A Career of Speed
My memories from years spent with Formula 1 Brazilian Grand Prix drivers and crews
Milton Yogi | | 5 min read | Career
The period between 1991 and 2001 was a very good time for the annual Formula 1 Brazilian Grand Prix in São Paulo. It was also a period when I was extremely fortunate to serve as the circuit ophthalmologist, supervising eye care of the drivers, also known as pilots, and their crews. I was invited by the organizers to join the medical crew, and when they were happy with the job I did in the first couple of years, I was invited back again for the following several years. I was the first ophthalmologist to bring equipment from their office, bringing with me my slit lamp, an indirect and direct ophthalmoscope, a Snellen chart, and other equipment to support me – an approach that was very much appreciated by the organizers as they felt I was able to perform a better level of service.

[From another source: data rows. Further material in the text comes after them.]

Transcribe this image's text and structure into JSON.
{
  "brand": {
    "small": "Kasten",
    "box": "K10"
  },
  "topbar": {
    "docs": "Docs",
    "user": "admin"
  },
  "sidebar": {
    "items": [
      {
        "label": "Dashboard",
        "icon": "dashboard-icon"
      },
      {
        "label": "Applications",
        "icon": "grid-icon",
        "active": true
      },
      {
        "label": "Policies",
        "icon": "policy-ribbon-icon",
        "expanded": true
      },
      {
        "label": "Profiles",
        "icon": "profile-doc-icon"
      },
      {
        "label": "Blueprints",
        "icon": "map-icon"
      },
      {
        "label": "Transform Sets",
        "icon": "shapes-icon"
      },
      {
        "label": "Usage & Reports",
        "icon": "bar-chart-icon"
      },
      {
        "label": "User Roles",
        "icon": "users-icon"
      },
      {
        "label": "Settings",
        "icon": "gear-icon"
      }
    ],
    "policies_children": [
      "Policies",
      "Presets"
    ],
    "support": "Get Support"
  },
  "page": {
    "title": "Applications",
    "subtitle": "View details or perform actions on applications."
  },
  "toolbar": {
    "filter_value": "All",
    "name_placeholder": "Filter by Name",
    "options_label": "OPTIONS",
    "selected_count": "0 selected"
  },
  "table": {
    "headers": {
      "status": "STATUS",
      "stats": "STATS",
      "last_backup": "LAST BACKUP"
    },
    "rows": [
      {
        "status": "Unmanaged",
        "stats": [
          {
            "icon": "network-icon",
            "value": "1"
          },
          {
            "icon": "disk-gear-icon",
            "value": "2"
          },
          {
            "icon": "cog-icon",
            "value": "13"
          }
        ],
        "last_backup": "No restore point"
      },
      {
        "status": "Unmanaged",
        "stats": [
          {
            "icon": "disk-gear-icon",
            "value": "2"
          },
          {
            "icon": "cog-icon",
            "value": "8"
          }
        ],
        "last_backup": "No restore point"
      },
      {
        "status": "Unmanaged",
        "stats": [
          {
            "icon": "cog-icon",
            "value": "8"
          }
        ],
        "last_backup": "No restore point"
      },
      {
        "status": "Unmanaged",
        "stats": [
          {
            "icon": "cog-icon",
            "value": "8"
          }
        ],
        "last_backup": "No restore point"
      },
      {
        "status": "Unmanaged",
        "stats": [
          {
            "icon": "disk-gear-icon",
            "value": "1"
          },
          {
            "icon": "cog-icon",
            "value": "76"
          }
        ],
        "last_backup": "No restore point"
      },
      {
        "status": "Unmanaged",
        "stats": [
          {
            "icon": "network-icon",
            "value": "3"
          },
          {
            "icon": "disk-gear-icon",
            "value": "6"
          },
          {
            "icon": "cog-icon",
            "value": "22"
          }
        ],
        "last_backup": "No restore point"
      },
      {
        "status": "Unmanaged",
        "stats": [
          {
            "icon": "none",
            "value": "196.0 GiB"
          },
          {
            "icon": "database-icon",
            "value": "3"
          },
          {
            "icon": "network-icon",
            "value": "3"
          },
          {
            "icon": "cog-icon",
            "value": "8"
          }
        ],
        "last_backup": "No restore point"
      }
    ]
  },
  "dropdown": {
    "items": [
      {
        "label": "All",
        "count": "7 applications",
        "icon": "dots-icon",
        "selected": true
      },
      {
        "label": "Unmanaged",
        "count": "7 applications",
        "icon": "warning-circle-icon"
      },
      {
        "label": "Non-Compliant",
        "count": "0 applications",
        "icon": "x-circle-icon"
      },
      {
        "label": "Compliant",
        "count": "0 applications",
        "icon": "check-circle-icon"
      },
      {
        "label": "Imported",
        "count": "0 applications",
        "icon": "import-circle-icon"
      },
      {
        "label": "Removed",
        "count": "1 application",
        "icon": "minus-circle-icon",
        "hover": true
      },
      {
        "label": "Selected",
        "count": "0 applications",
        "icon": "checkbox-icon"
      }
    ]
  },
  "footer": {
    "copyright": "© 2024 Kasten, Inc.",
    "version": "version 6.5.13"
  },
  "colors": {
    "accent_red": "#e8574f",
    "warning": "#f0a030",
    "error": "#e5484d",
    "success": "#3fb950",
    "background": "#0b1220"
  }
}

My main role was to be on hand to help with ocular injuries. Fortunately, there were no major injuries during my tenure, but I was well prepared for all eventualities. We had larger surgical teams on standby in case their support was needed. What I mostly attended to were minor injuries sustained by the Formula 1 mechanics. There was one instance when I had to help an American pilot, Michael Andretti, who drove for McLaren. He suffered a major crash right where by the start of the track and I was really close by and attended to his injuries, not only as an ophthalmologist, but also as an emergency physician.
Dream come true
I have been a big Formula 1 fan since I was seven years old. In the 1970s, when I was growing up, Brazil had an amazing driver named Emerson Fittipaldi (he won the Formula 1 World Championship and the Indianapolis 500 twice, and the CART championship once), and watching his career got me into following the sport closely.
When I started my role as the Grand Prix circuit ophthalmologist, I proceeded to build relationships with crews on different teams so I could learn more about Formula 1’s inner workings. I got access into their boxes and found out a lot about their work. That meant so much to me, as I’d always wanted to see the parts of the Grand Prix that are hidden from the general public.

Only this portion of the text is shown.